Mass. business leaders want Beacon Hill lawmakers to ‘exercise control’ with spending

Business leaders from across Massachusetts warned Tuesday that state spending far outpaced inflation over the past five fiscal years, and cautioned lawmakers to “exercise control” as the fiscal 2025 budget process kicks off next month.

Red flags from chamber of commerce leaders up and down the coast and out west come after top lawmakers painted a grim fiscal picture last week for Massachusetts, airing concerns that four consecutive months of below benchmark revenue collections this fiscal year could bode poorly for the state.

State spending between fiscal year 2018 and 2022 grew by nearly 27% even as inflation in the Boston area only increased by about 15%, the chamber leaders said in a statement. Even when accounting for the “rapid pace” of increases in health care spending, spending “still substantially outpaced inflation,” they said.

“This approach is not sustainable and not responsible,” leaders from Greater Boston, Worcester, Western Massachusetts, the North and South Shores, Cape Cod, and the Newton-Needham area said in a joint statement.

House and Senate budget writers plan to start the fiscal year 2025 budget process early next month with a consensus revenue hearing, where lawmakers agree on tax revenue projections to use when building out a state budget.
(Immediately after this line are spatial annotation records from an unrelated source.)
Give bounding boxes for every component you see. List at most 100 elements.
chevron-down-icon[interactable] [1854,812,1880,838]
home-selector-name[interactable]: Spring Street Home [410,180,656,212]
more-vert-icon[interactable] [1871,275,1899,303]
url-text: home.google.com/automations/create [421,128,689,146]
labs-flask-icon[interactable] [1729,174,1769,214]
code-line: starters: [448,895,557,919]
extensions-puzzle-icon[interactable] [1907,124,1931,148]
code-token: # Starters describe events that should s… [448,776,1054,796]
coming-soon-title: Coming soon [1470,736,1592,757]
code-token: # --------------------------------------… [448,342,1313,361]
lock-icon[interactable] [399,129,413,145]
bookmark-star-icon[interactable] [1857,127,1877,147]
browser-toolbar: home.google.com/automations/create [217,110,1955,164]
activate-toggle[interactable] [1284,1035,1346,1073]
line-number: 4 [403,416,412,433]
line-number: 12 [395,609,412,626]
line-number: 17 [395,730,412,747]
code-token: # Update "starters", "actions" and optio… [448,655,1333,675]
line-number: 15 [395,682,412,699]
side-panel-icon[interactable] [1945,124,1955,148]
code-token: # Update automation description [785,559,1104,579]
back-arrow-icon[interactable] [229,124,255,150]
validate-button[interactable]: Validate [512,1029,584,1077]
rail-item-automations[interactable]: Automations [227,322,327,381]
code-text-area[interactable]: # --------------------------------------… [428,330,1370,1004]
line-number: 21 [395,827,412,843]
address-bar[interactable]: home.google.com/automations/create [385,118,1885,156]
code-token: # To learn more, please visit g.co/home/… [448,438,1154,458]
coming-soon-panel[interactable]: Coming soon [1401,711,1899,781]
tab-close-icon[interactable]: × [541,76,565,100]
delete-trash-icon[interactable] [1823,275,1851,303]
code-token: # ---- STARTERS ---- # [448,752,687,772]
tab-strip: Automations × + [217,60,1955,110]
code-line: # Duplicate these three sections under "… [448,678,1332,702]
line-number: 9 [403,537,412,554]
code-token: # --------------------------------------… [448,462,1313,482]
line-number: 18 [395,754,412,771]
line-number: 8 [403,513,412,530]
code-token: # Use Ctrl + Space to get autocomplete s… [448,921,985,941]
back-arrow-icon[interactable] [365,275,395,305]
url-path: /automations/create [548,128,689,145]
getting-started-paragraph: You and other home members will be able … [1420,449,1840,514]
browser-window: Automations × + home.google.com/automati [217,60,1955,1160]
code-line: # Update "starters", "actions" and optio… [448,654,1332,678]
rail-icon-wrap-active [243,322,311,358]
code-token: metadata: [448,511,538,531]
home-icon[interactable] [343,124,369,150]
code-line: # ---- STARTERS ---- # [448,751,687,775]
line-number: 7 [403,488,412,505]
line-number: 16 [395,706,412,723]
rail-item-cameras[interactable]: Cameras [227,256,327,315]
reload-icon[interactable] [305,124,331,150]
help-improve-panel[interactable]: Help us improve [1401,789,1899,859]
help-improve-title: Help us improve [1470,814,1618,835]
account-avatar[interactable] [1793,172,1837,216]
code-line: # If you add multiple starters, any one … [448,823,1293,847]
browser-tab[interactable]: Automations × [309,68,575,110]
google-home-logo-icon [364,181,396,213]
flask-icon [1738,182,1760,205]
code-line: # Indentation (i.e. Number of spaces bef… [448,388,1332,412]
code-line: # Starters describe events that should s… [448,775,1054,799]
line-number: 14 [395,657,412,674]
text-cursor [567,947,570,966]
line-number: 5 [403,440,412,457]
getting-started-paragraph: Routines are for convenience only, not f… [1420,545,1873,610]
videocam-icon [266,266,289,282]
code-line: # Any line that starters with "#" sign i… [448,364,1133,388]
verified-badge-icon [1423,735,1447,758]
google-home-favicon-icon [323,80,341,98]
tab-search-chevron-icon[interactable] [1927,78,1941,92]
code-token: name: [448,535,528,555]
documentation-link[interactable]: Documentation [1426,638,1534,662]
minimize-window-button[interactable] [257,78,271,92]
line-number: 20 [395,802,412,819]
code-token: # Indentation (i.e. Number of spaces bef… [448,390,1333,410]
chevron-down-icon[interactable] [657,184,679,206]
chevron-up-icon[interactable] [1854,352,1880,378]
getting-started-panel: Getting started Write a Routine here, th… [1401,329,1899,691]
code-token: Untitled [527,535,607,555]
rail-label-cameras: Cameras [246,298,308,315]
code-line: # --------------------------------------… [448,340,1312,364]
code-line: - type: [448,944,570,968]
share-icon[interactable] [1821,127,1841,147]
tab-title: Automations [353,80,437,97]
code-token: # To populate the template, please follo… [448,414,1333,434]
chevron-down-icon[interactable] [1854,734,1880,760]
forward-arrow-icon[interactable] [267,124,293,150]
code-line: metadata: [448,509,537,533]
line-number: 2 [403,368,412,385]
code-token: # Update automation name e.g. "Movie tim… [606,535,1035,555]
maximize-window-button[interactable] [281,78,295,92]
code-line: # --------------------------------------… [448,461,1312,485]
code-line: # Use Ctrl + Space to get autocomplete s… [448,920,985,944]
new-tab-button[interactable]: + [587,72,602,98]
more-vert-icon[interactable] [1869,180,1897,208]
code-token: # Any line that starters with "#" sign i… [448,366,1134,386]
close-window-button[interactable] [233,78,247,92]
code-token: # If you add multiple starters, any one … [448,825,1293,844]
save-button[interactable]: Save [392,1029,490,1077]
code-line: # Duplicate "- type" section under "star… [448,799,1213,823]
That number will allow budget writers to “responsibly address the many post-pandemic challenges and uncertainties we face as a commonwealth moving forward,” said Senate budget writer Sen. Michael Rodrigues.
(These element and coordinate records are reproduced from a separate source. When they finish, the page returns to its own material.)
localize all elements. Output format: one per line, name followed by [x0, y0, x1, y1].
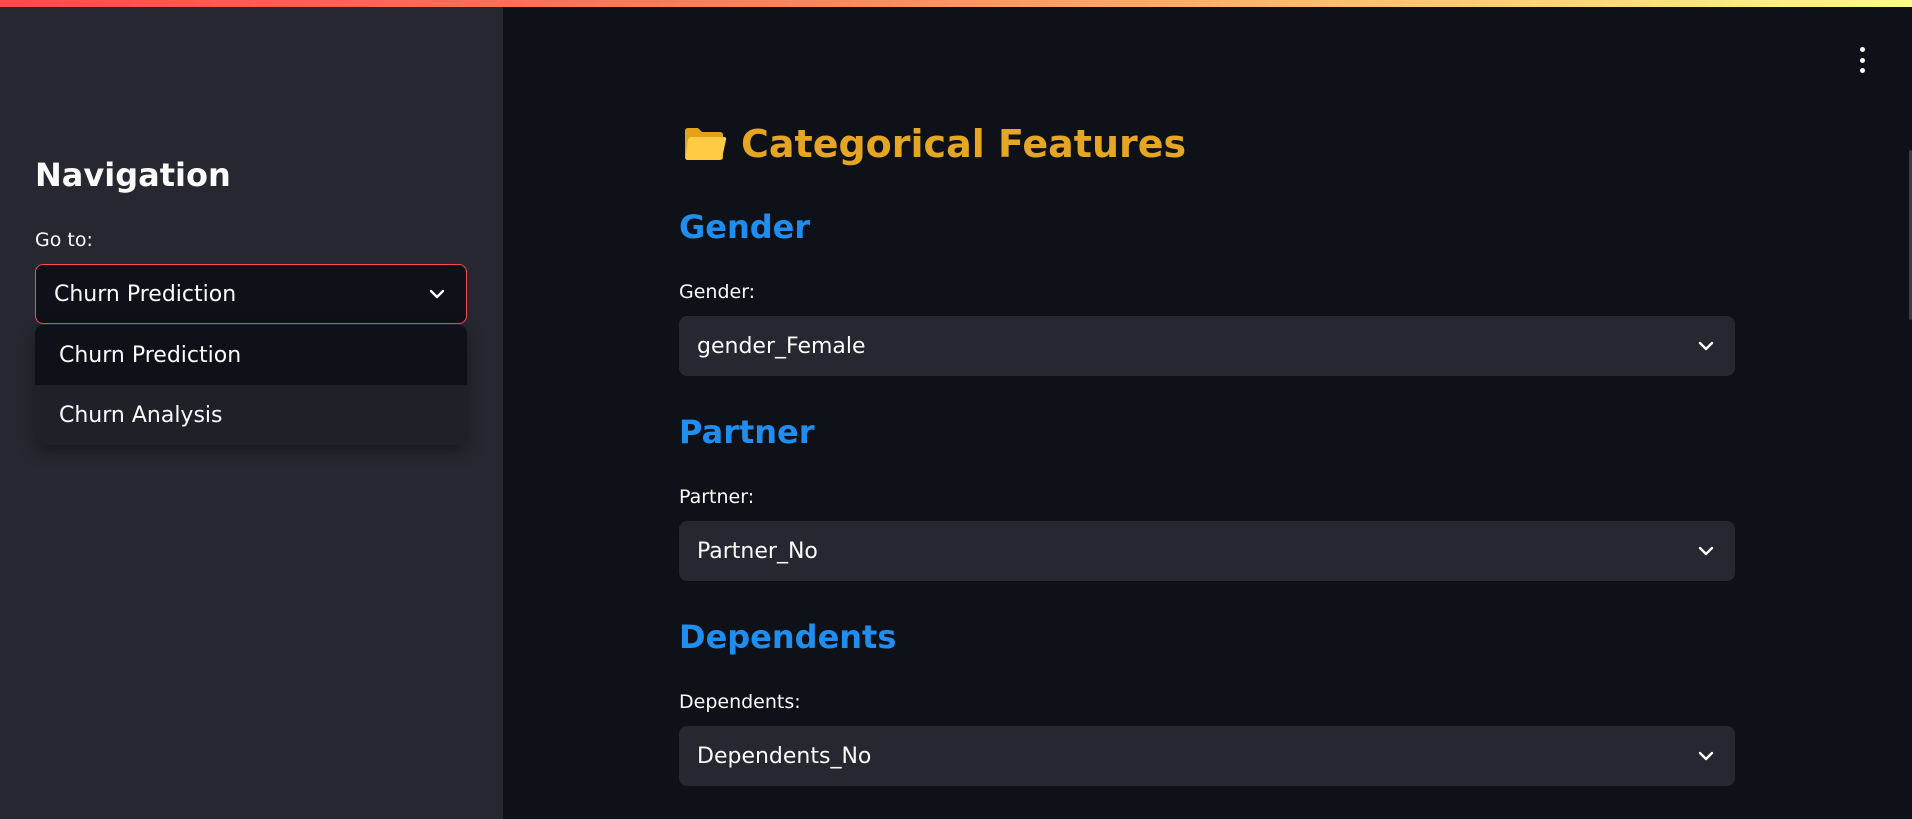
- goto-label: Go to:: [35, 229, 93, 251]
- dropdown-option-churn-prediction[interactable]: Churn Prediction: [35, 325, 467, 385]
- dependents-label: Dependents:: [679, 691, 801, 713]
- section-heading-dependents: Dependents: [679, 618, 897, 656]
- partner-select[interactable]: Partner_No: [679, 521, 1735, 581]
- dependents-select[interactable]: Dependents_No: [679, 726, 1735, 786]
- dependents-select-value: Dependents_No: [697, 743, 872, 769]
- partner-select-value: Partner_No: [697, 538, 818, 564]
- section-heading-gender: Gender: [679, 208, 811, 246]
- sidebar-title: Navigation: [35, 156, 231, 194]
- navigation-select-value: Churn Prediction: [54, 281, 237, 307]
- top-decoration-bar: [0, 0, 1912, 7]
- gender-select-value: gender_Female: [697, 333, 866, 359]
- chevron-down-icon: [426, 283, 448, 305]
- partner-label: Partner:: [679, 486, 755, 508]
- page-title-text: Categorical Features: [741, 122, 1187, 166]
- chevron-down-icon: [1695, 745, 1717, 767]
- gender-select[interactable]: gender_Female: [679, 316, 1735, 376]
- section-heading-partner: Partner: [679, 413, 815, 451]
- sidebar: Navigation Go to: Churn Prediction Churn…: [0, 0, 503, 819]
- chevron-down-icon: [1695, 335, 1717, 357]
- more-options-icon[interactable]: [1852, 47, 1872, 73]
- dropdown-option-churn-analysis[interactable]: Churn Analysis: [35, 385, 467, 445]
- gender-label: Gender:: [679, 281, 756, 303]
- chevron-down-icon: [1695, 540, 1717, 562]
- navigation-dropdown-menu: Churn Prediction Churn Analysis: [35, 325, 467, 445]
- navigation-select[interactable]: Churn Prediction: [35, 264, 467, 324]
- folder-icon: [683, 125, 727, 163]
- page-title: Categorical Features: [683, 122, 1186, 166]
- main-content: Categorical Features Gender Gender: gend…: [503, 0, 1912, 819]
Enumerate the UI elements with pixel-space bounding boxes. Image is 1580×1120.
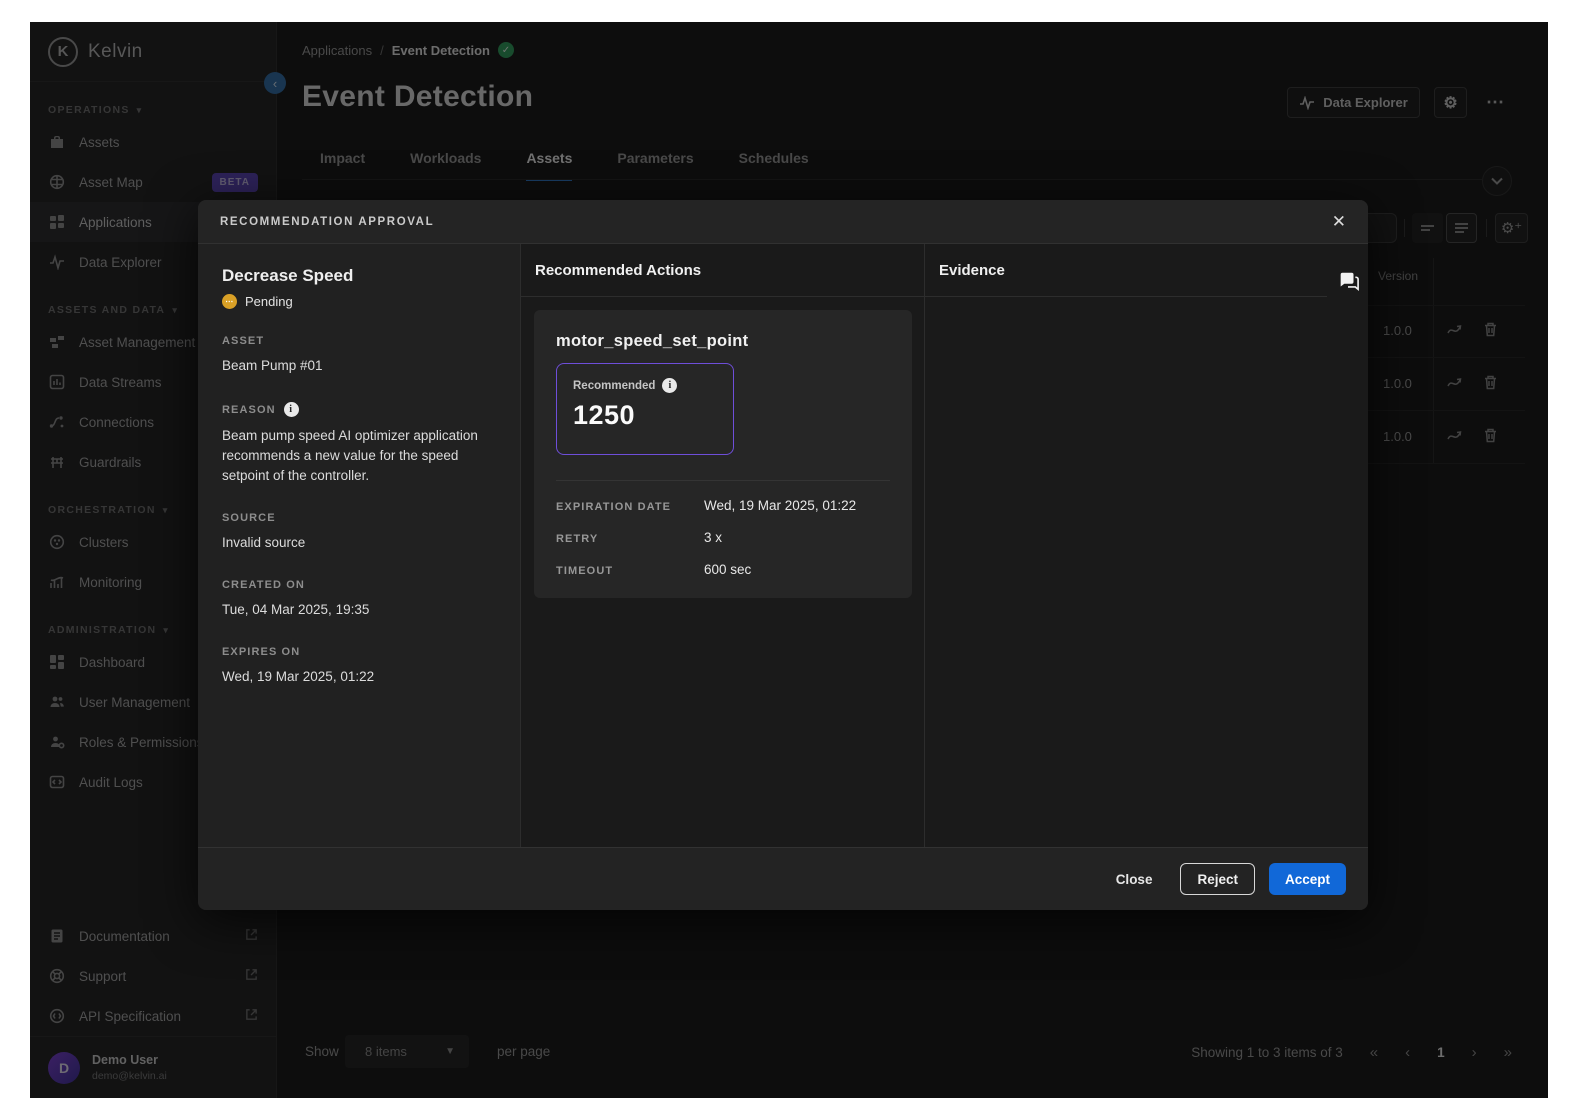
- reject-button[interactable]: Reject: [1180, 863, 1255, 895]
- comments-button[interactable]: [1337, 270, 1359, 297]
- modal-body: Decrease Speed ⋯ Pending ASSET Beam Pump…: [198, 244, 1368, 847]
- pending-status-icon: ⋯: [222, 294, 237, 309]
- reason-value: Beam pump speed AI optimizer application…: [222, 426, 488, 486]
- retry-value: 3 x: [704, 530, 722, 545]
- timeout-row: TIMEOUT 600 sec: [556, 562, 890, 577]
- card-divider: [556, 480, 890, 481]
- asset-value: Beam Pump #01: [222, 356, 496, 376]
- source-value: Invalid source: [222, 533, 496, 553]
- recommended-value: 1250: [573, 400, 717, 431]
- app-window: K Kelvin OPERATIONS▾ Assets Asset Map BE…: [30, 22, 1548, 1098]
- modal-side-strip: [1327, 244, 1368, 847]
- close-button[interactable]: Close: [1102, 863, 1167, 895]
- expiration-date-label: EXPIRATION DATE: [556, 501, 704, 513]
- setpoint-name: motor_speed_set_point: [556, 332, 890, 351]
- timeout-value: 600 sec: [704, 562, 751, 577]
- modal-footer: Close Reject Accept: [198, 847, 1368, 910]
- recommended-actions-header: Recommended Actions: [521, 244, 924, 297]
- close-icon[interactable]: ✕: [1326, 208, 1352, 236]
- reason-label: REASON i: [222, 402, 496, 417]
- recommendation-details-panel: Decrease Speed ⋯ Pending ASSET Beam Pump…: [198, 244, 520, 847]
- evidence-header: Evidence: [925, 244, 1327, 297]
- timeout-label: TIMEOUT: [556, 565, 704, 577]
- evidence-panel: Evidence: [924, 244, 1327, 847]
- recommended-label: Recommended: [573, 380, 655, 392]
- retry-row: RETRY 3 x: [556, 530, 890, 545]
- retry-label: RETRY: [556, 533, 704, 545]
- expiration-date-value: Wed, 19 Mar 2025, 01:22: [704, 498, 856, 513]
- accept-button[interactable]: Accept: [1269, 863, 1346, 895]
- info-icon[interactable]: i: [662, 378, 677, 393]
- expiration-date-row: EXPIRATION DATE Wed, 19 Mar 2025, 01:22: [556, 498, 890, 513]
- created-on-label: CREATED ON: [222, 579, 496, 591]
- recommended-value-box: Recommended i 1250: [556, 363, 734, 455]
- modal-title: RECOMMENDATION APPROVAL: [220, 216, 434, 228]
- action-card: motor_speed_set_point Recommended i 1250…: [534, 310, 912, 598]
- recommended-actions-panel: Recommended Actions motor_speed_set_poin…: [520, 244, 924, 847]
- source-label: SOURCE: [222, 512, 496, 524]
- recommendation-approval-modal: RECOMMENDATION APPROVAL ✕ Decrease Speed…: [198, 200, 1368, 910]
- info-icon[interactable]: i: [284, 402, 299, 417]
- status-badge: ⋯ Pending: [222, 294, 496, 309]
- expires-on-label: EXPIRES ON: [222, 646, 496, 658]
- comments-icon: [1337, 270, 1359, 292]
- recommendation-name: Decrease Speed: [222, 266, 496, 286]
- modal-header: RECOMMENDATION APPROVAL ✕: [198, 200, 1368, 244]
- expires-on-value: Wed, 19 Mar 2025, 01:22: [222, 667, 496, 687]
- created-on-value: Tue, 04 Mar 2025, 19:35: [222, 600, 496, 620]
- asset-label: ASSET: [222, 335, 496, 347]
- status-label: Pending: [245, 294, 293, 309]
But Rodrigues also previously warned of fiscal “storm clouds on the horizon.”

The first two months of fiscal year 2024, July and August, saw revenue collections collectively $20 million below benchmark. The below-average haul “really didn’t raise any concerns in a $56 billion budget,” Rodrigues said during a Senate session last week.

September, when quarterly payments are due, saw collections about $170 million below benchmark, according to the Department of Revenue. That “did begin to raise eyebrows,” Rodrigues said. October reports showed collections down by about $180 million.
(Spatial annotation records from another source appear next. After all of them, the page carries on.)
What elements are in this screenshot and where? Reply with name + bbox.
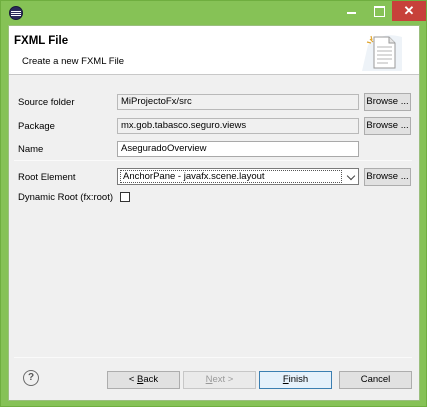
source-folder-browse-button[interactable]: Browse ...: [364, 93, 411, 111]
back-button[interactable]: < Back: [107, 371, 180, 389]
maximize-button[interactable]: [365, 1, 392, 21]
next-mnemonic: N: [205, 374, 213, 385]
dynamic-root-label: Dynamic Root (fx:root): [18, 192, 114, 203]
source-folder-field[interactable]: MiProjectoFx/src: [117, 94, 359, 110]
finish-button[interactable]: Finish: [259, 371, 332, 389]
wizard-header: FXML File Create a new FXML File: [9, 26, 419, 75]
name-input[interactable]: AseguradoOverview: [117, 141, 359, 157]
page-title: FXML File: [14, 35, 69, 47]
root-element-select[interactable]: AnchorPane - javafx.scene.layout: [117, 168, 359, 185]
root-element-label: Root Element: [18, 172, 76, 183]
chevron-down-icon[interactable]: [346, 171, 356, 181]
root-element-browse-button[interactable]: Browse ...: [364, 168, 411, 186]
root-element-value: AnchorPane - javafx.scene.layout: [120, 170, 342, 183]
new-file-icon: [362, 35, 402, 71]
separator: [14, 160, 412, 161]
footer-separator: [14, 357, 412, 358]
dialog-window: ✕ FXML File Create a new FXML File Sourc…: [0, 0, 427, 407]
next-label: ext >: [212, 374, 234, 385]
page-subtitle: Create a new FXML File: [22, 56, 125, 67]
title-bar[interactable]: ✕: [1, 1, 426, 25]
finish-label: inish: [288, 374, 309, 385]
close-button[interactable]: ✕: [392, 1, 426, 21]
package-field[interactable]: mx.gob.tabasco.seguro.views: [117, 118, 359, 134]
back-label: ack: [143, 374, 159, 385]
name-label: Name: [18, 144, 44, 155]
back-prefix: <: [128, 374, 138, 385]
package-browse-button[interactable]: Browse ...: [364, 117, 411, 135]
app-icon: [9, 6, 23, 20]
minimize-button[interactable]: [338, 1, 365, 21]
next-button[interactable]: Next >: [183, 371, 256, 389]
dialog-client-area: FXML File Create a new FXML File Source …: [8, 25, 420, 401]
cancel-button[interactable]: Cancel: [339, 371, 412, 389]
package-label: Package: [18, 121, 55, 132]
source-folder-label: Source folder: [18, 97, 75, 108]
help-icon[interactable]: ?: [23, 370, 39, 386]
dynamic-root-checkbox[interactable]: [120, 192, 130, 202]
State tax revenues for fiscal year 2023 came in about $605 million below projections and roughly $2 billion less than Massachusetts collected the previous year, Healey administration officials said in August.

Massachusetts Taxpayers Foundation President Doug Howgate said as revenue numbers stir concern on Beacon Hill, policy makers “need to make sure that we have a sustainable spending plan.”

“That means monitoring year over year spending growth and keeping it within a sustainable range. And in recent years, the rate of spending has kicked up to a degree that it’s hard to envision that that’s sustainable going forward,” he told the Herald.

Chamber leaders, like Greater Boston Chamber of Commerce CEO James Rooney, said state spending grew over the past five fiscal years in part because of economic growth and high tax revenues, which grew “at breakneck speed” and far outpaced inflation.

The “large gap,” the business leaders said, between spending and inflation suggests that state spending is not limited to increased costs for employee salaries or goods and services. The annual budget increases were a combination of “significant state tax revenue growth and the largest federal funds transfer to states in history,” the leaders said.

“Both situations are exceptional and cannot continue indefinitely,” chamber of commerce leaders said. “Looking to the future, the commonwealth must embrace the reality that recent fiscal years represent historical aberrations, and must reevaluate its spending limitations when building budgets, adopting legislation, and identifying fiscal priorities.”